Siento hoy que no llorara amargamente, de manera desconsolada, cuando comenzó esa eternidad y desapareció bajo la tierra en ese cerrado ataúd, en la mañana invernal de estas fechas, sabiendo que se iba para siempre de mi vida. Y siento que ese beso que entonces quise darle se perdiera en el aire, porque no tuve el valor suficiente de habérselo dado cuando aún se hallaba presente, por ese rechazo instintivo que jamás he logrado vencer en estos trances.
Entonces, en la serenidad de mi dolor, superados los primeros días de su ausencia, le dediqué unos sencillos versos que me salieron fáciles porque no tuve que pensarlos, sólo sentirlos. .
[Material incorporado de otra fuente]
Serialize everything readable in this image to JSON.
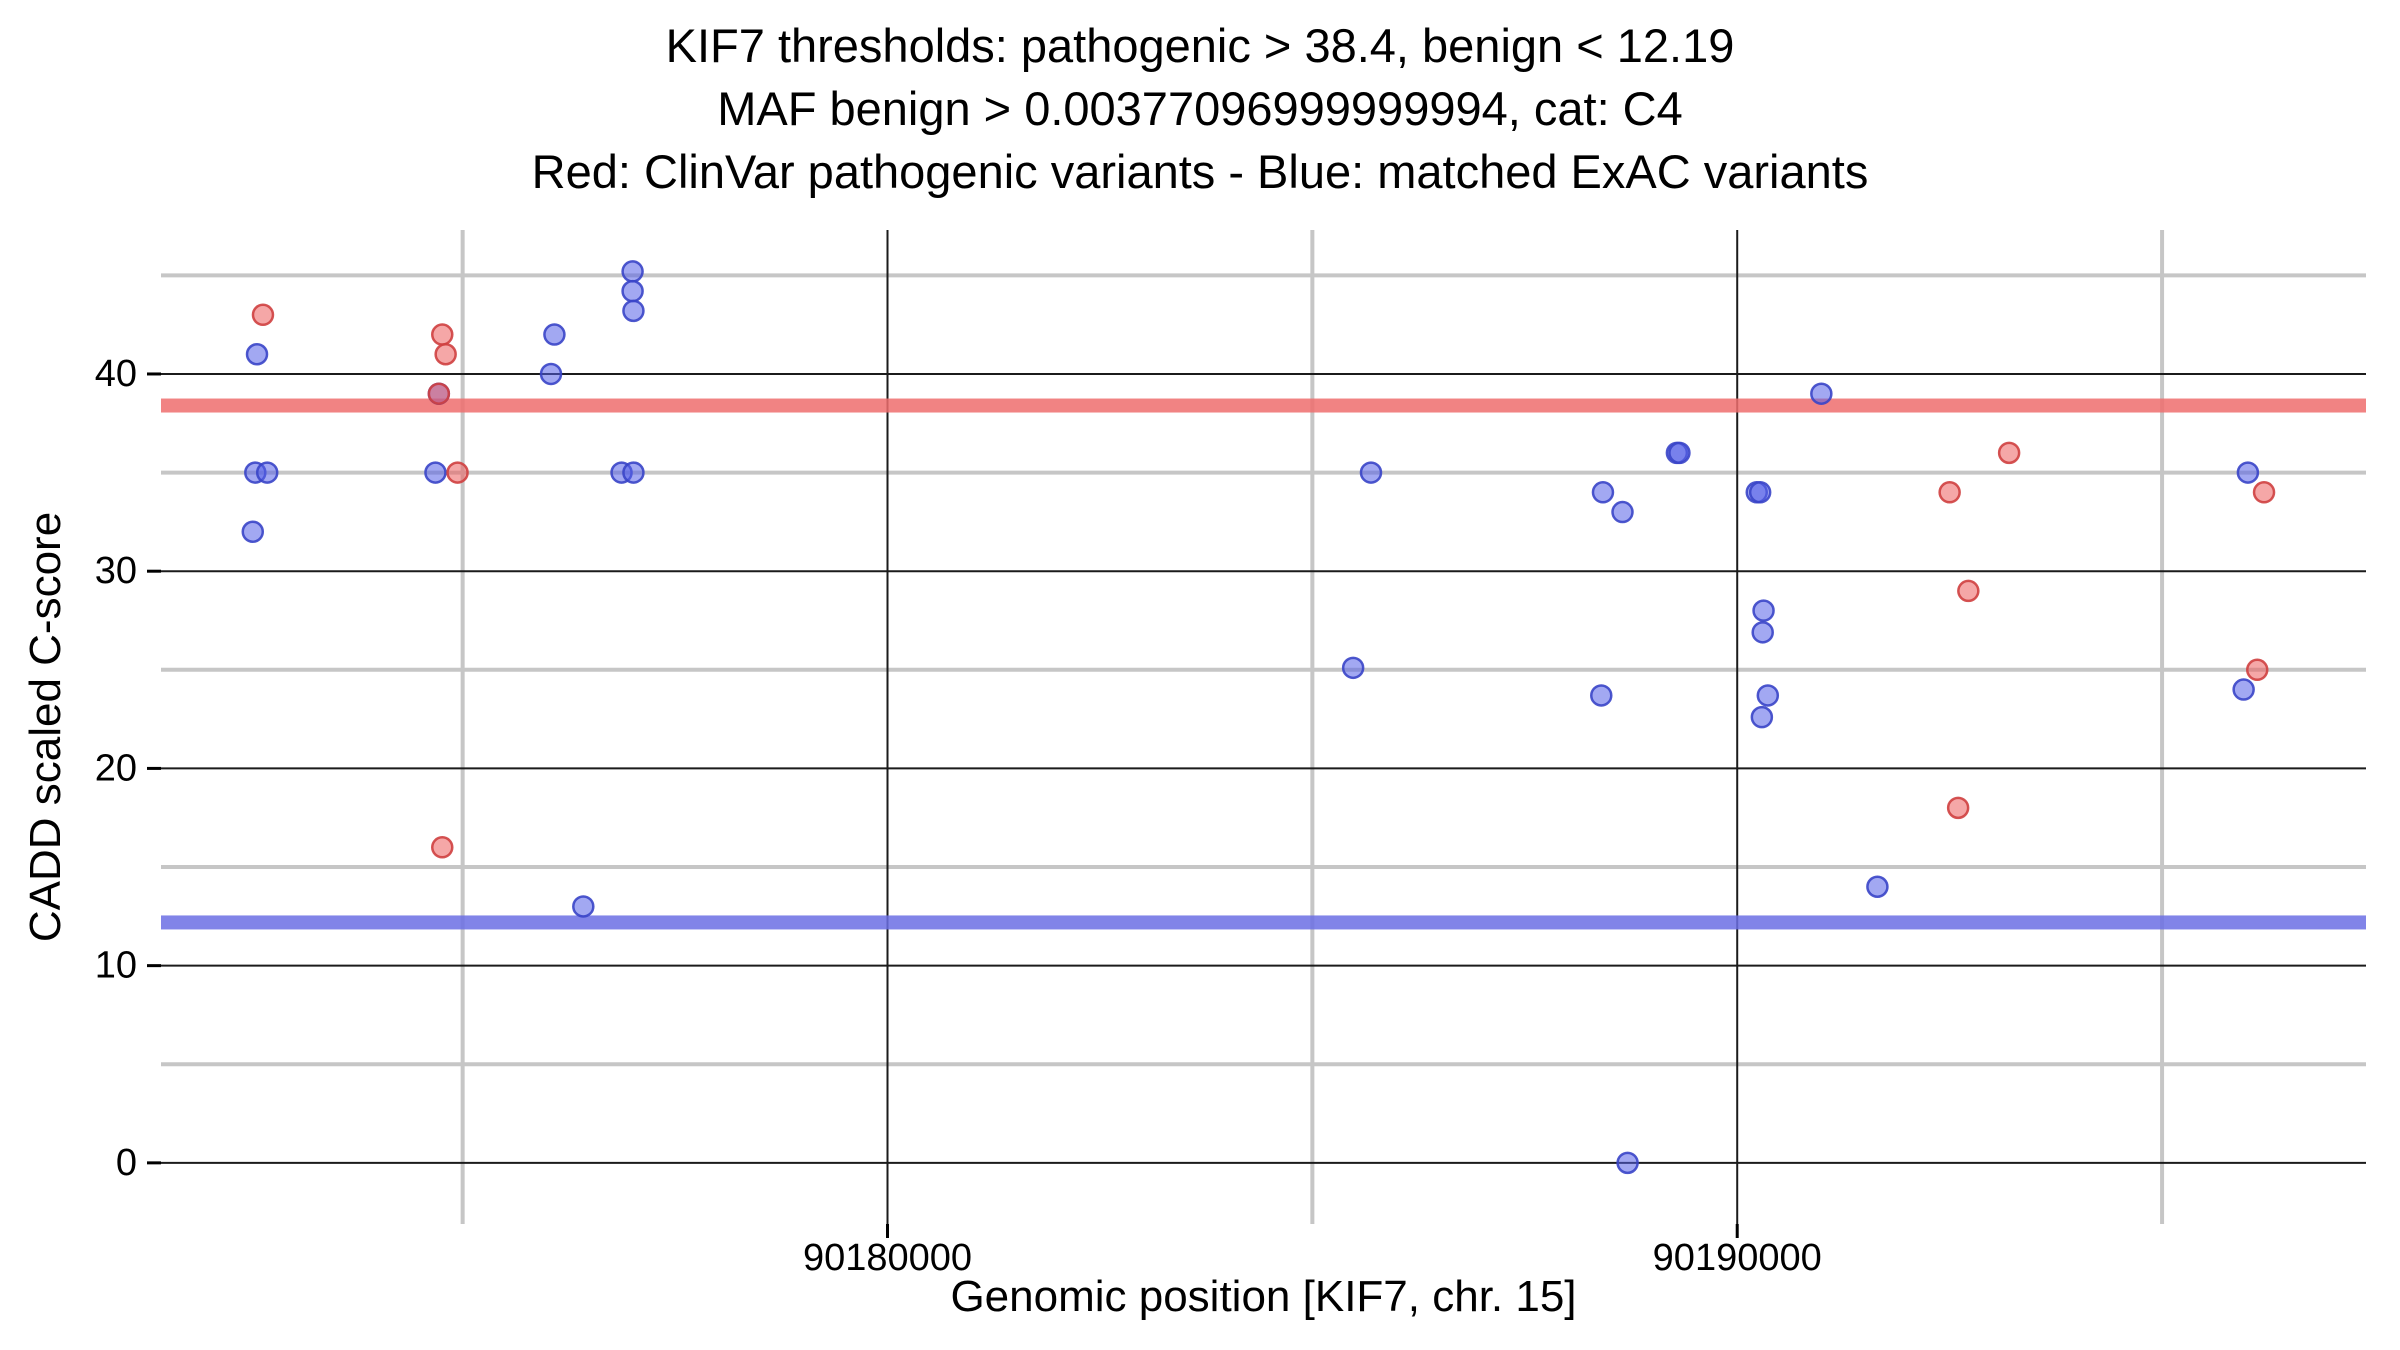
{
  "title": {
    "line1": "KIF7 thresholds: pathogenic > 38.4, benign < 12.19",
    "line2": "MAF benign > 0.00377096999999994, cat: C4",
    "line3": "Red: ClinVar pathogenic variants - Blue: matched ExAC variants"
  },
  "chart_data": {
    "type": "scatter",
    "title": "KIF7 thresholds: pathogenic > 38.4, benign < 12.19",
    "xlabel": "Genomic position [KIF7, chr. 15]",
    "ylabel": "CADD scaled C-score",
    "xlim": [
      90171450,
      90197400
    ],
    "ylim": [
      -3.1,
      47.3
    ],
    "x_ticks": [
      {
        "value": 90180000,
        "label": "90180000"
      },
      {
        "value": 90190000,
        "label": "90190000"
      }
    ],
    "x_minor_gridlines": [
      90175000,
      90185000,
      90195000
    ],
    "y_ticks": [
      {
        "value": 0,
        "label": "0"
      },
      {
        "value": 10,
        "label": "10"
      },
      {
        "value": 20,
        "label": "20"
      },
      {
        "value": 30,
        "label": "30"
      },
      {
        "value": 40,
        "label": "40"
      }
    ],
    "y_minor_gridlines": [
      5,
      15,
      25,
      35,
      45
    ],
    "grid": {
      "minor_color": "#c6c6c6",
      "major_color": "#1b1b1b"
    },
    "thresholds": [
      {
        "name": "pathogenic",
        "value": 38.4,
        "color": "#ef6d6d"
      },
      {
        "name": "benign",
        "value": 12.19,
        "color": "#6b6fe4"
      }
    ],
    "series": [
      {
        "name": "matched ExAC variants",
        "legend_hint": "Blue",
        "fill": "#5560e8",
        "stroke": "#3a45c8",
        "points": [
          [
            90172580,
            41
          ],
          [
            90172530,
            32
          ],
          [
            90172560,
            35
          ],
          [
            90172700,
            35
          ],
          [
            90174680,
            35
          ],
          [
            90174720,
            39
          ],
          [
            90176080,
            42
          ],
          [
            90176040,
            40
          ],
          [
            90176420,
            13
          ],
          [
            90177000,
            45.2
          ],
          [
            90177000,
            44.2
          ],
          [
            90177010,
            43.2
          ],
          [
            90176870,
            35
          ],
          [
            90177010,
            35
          ],
          [
            90185690,
            35
          ],
          [
            90185480,
            25.1
          ],
          [
            90188420,
            34
          ],
          [
            90188650,
            33
          ],
          [
            90188400,
            23.7
          ],
          [
            90189290,
            36
          ],
          [
            90189320,
            36
          ],
          [
            90188710,
            0
          ],
          [
            90190230,
            34
          ],
          [
            90190270,
            34
          ],
          [
            90190310,
            28
          ],
          [
            90190300,
            26.9
          ],
          [
            90190360,
            23.7
          ],
          [
            90190290,
            22.6
          ],
          [
            90190990,
            39
          ],
          [
            90191650,
            14
          ],
          [
            90196010,
            35
          ],
          [
            90195960,
            24
          ]
        ]
      },
      {
        "name": "ClinVar pathogenic variants",
        "legend_hint": "Red",
        "fill": "#ec5f5f",
        "stroke": "#cf4040",
        "points": [
          [
            90172650,
            43
          ],
          [
            90174760,
            42
          ],
          [
            90174800,
            41
          ],
          [
            90174720,
            39
          ],
          [
            90174940,
            35
          ],
          [
            90174760,
            16
          ],
          [
            90193200,
            36
          ],
          [
            90192500,
            34
          ],
          [
            90192720,
            29
          ],
          [
            90192600,
            18
          ],
          [
            90196200,
            34
          ],
          [
            90196120,
            25
          ]
        ]
      }
    ]
  }
}
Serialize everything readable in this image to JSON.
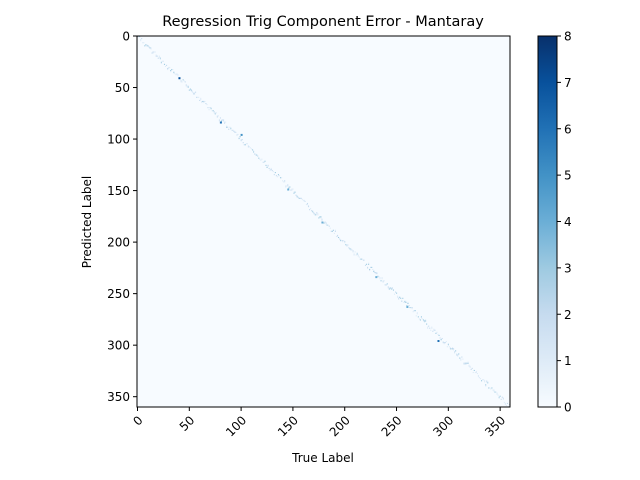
{
  "chart_data": {
    "type": "heatmap",
    "title": "Regression Trig Component Error - Mantaray",
    "xlabel": "True Label",
    "ylabel": "Predicted Label",
    "xlim": [
      0,
      360
    ],
    "ylim": [
      360,
      0
    ],
    "x_ticks": [
      "0",
      "50",
      "100",
      "150",
      "200",
      "250",
      "300",
      "350"
    ],
    "y_ticks": [
      "0",
      "50",
      "100",
      "150",
      "200",
      "250",
      "300",
      "350"
    ],
    "colorbar": {
      "min": 0,
      "max": 8,
      "ticks": [
        "0",
        "1",
        "2",
        "3",
        "4",
        "5",
        "6",
        "7",
        "8"
      ],
      "colormap": "Blues",
      "colors": [
        "#f7fbff",
        "#deebf7",
        "#c6dbef",
        "#9ecae1",
        "#6baed6",
        "#4292c6",
        "#2171b5",
        "#08519c",
        "#08306b"
      ]
    },
    "matrix_description": "Counts concentrated along the main diagonal (predicted ≈ true); off-diagonal cells ≈ 0",
    "highlighted_cells": [
      {
        "true": 40,
        "predicted": 40,
        "value": 7
      },
      {
        "true": 80,
        "predicted": 83,
        "value": 6
      },
      {
        "true": 100,
        "predicted": 95,
        "value": 5
      },
      {
        "true": 145,
        "predicted": 148,
        "value": 4
      },
      {
        "true": 178,
        "predicted": 180,
        "value": 4
      },
      {
        "true": 230,
        "predicted": 233,
        "value": 4
      },
      {
        "true": 260,
        "predicted": 262,
        "value": 4
      },
      {
        "true": 290,
        "predicted": 295,
        "value": 6
      }
    ]
  }
}
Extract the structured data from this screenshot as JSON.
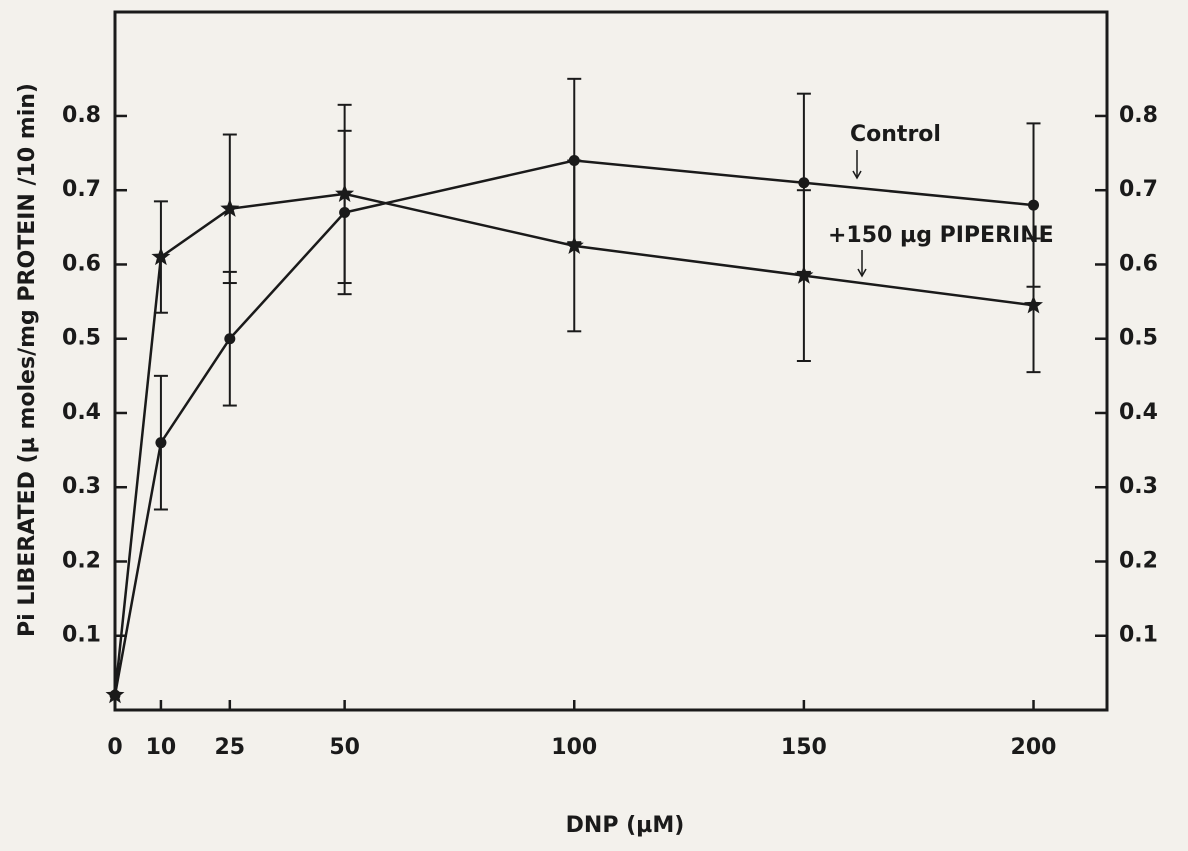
{
  "chart_data": {
    "type": "line",
    "y_label": "Pi LIBERATED (µ moles/mg PROTEIN /10 min)",
    "x_label": "DNP (µM)",
    "x": [
      0,
      10,
      25,
      50,
      100,
      150,
      200
    ],
    "xlim": [
      0,
      216
    ],
    "xticks": [
      0,
      10,
      25,
      50,
      100,
      150,
      200
    ],
    "ylim": [
      0,
      0.94
    ],
    "yticks": [
      0.1,
      0.2,
      0.3,
      0.4,
      0.5,
      0.6,
      0.7,
      0.8
    ],
    "y2lim": [
      0,
      0.94
    ],
    "y2ticks": [
      0.1,
      0.2,
      0.3,
      0.4,
      0.5,
      0.6,
      0.7,
      0.8
    ],
    "series": [
      {
        "name": "Control",
        "color": "#1a1a1a",
        "marker": "circle",
        "values": [
          0.02,
          0.36,
          0.5,
          0.67,
          0.74,
          0.71,
          0.68
        ],
        "errors": [
          null,
          0.09,
          0.09,
          0.11,
          0.11,
          0.12,
          0.11
        ]
      },
      {
        "name": "+150 µg PIPERINE",
        "color": "#1a1a1a",
        "marker": "star",
        "values": [
          0.02,
          0.61,
          0.675,
          0.695,
          0.625,
          0.585,
          0.545
        ],
        "errors": [
          null,
          0.075,
          0.1,
          0.12,
          0.115,
          0.115,
          0.09
        ]
      }
    ]
  }
}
“La soledad y el misterio,
se han dado cita a tu muerte,
me impresiona el cementerio
saber que estás y no verte.
Leer tu nombre querido
sobre una tumba grabado,
recordando que te has ido,
dando fe de que has estado.
Sentir que el beso ofrecido
buscándote se ha quedado,
. el mármol lo ha recibido,
el viento se lo ha llevado.
Tenerte cerca y lejana
soñarte alegre y dichosa,
sentir la esperanza vana
que no estás bajo esa losa.
Memoria que no perdona
y que con fuerza se aferra
a recodar la persona
cuando ya no es de esta tierra.
Ausencia que me atormenta,
ansias de verte y besarte
de recordarte contenta
por algo que pude darte.
De sufrir por mis errores
que tanto daño te hicieron,
y no sentir tus fervores
que dulce muerte te dieron.
Y el ver tu brazo elevarse
con fatiga y emoción,
sin que pudiera acabarse
tu postrera bendición.
Haberte dejado ir
sin apretar nuestras manos
para jurarte vivir
siempre unidos los hermanos.
No haber tenido el valor
de abrazarte fuertemente
para aliviar con mi amor
la soledad de tu muerte.
Vencer absurdos temores
que el cementerio me causa
y llenar de llanto y flores
el lugar donde descasa.
Venerando emocionado
el cuerpo donde he nacido,
al amor más abnegado,
y al ser que más me ha querido.
Perdonen este pequeño pero sincero homenaje a mi madre. Entre los cerca de quinientos artículos ya publicados en la página, ninguno se lo había dedicado a ella. Se lo merece de verdad.